On hearing the confirmation, I now believed the man’s words. For fear of anything he mentioned happening to me, I quickly agreed to let him cleanse my life.

But he said that he wanted us to be freed of any worldly possessions. Mutua was to be prayed for first. He was instructed to leave with us his leather jacket, which looked quite expensive, Sh65,000 in cash and two mobile phones.

He embarked on a purification mission that entailed giving to a poor elderly woman outside the hotel some Sh10.

Mutua went out and upon returning, Mwangi embarked on a five-minute prayer that involved talking in tongues then a loud Amen. And Voila! Mutua was cleansed of his troubles.

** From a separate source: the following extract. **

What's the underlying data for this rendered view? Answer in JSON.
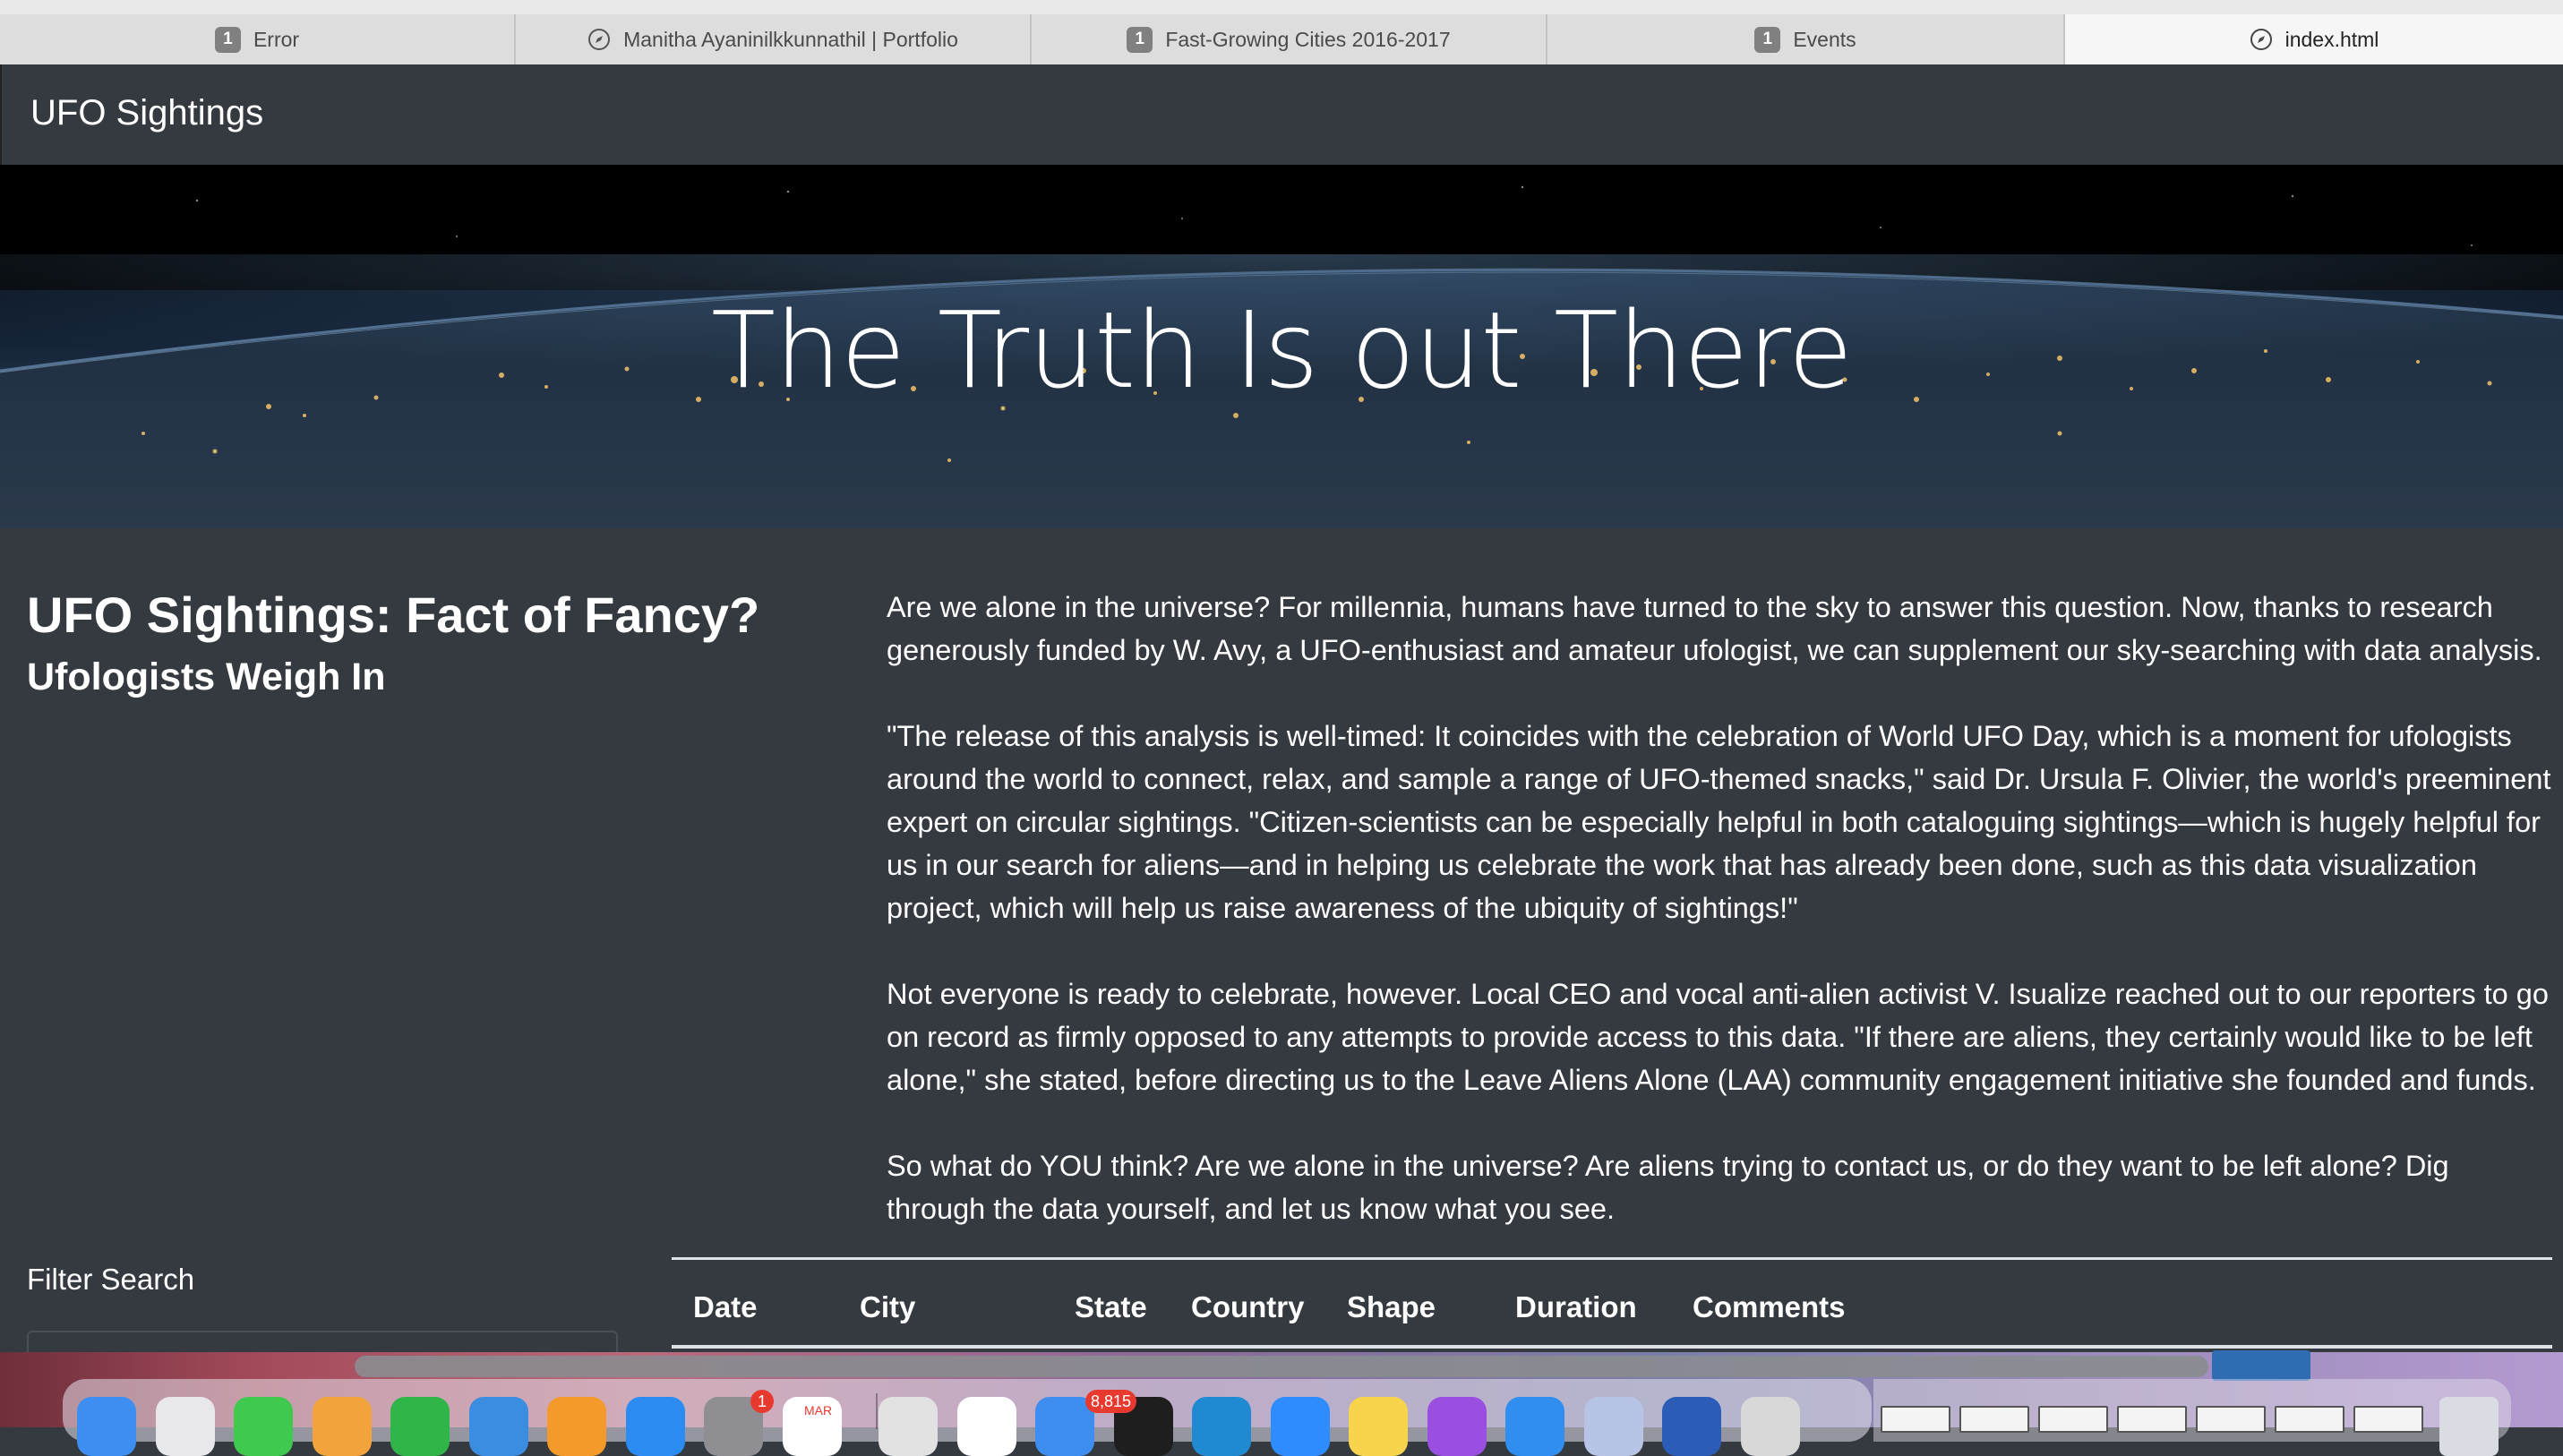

Now it was my turn to give my offering before the holy man of God would pray for me. I dutifully obeyed and gave all my possessions including my shawl that was covering my bareback top, my hand bag with my personal effects and Sh7,000 for tuition fee and my Nokia 7373 series phone. I had passed through Muthurwa market and purchased a jeans trouser and some matching plastic shoes, which I also left with them. I left the hotel in high spirits as thoughts of blessings and protection sent me flying very fast. I gave the woman the Sh10 coin I had carried and went back in the hotel only to find empty chairs.

new faces

At first I thought they had moved to a better sitting place, probably upstairs. I rushed there. The room was full of new faces. I went back downstairs to ask the waiters if they had seen the two men. The waiter innocently told me they went the moment I left. Even at that moment, it never occurred to me that I had been duped.

I borrowed the waiter’s phone and called my number. It rang and someone picked it. "I am back and I can’t find you in the hotel. Where are you?" I asked. The response is what brought me back to my senses. "Wewe msichana unajua mimi ni nani ama unataka nikuje nikumalizie. Wewe mjinga wa kuamini kila kitu (Do you know who I am or do you want me to return and finish you? You are a fool to believe everything)," and the line went dead to date.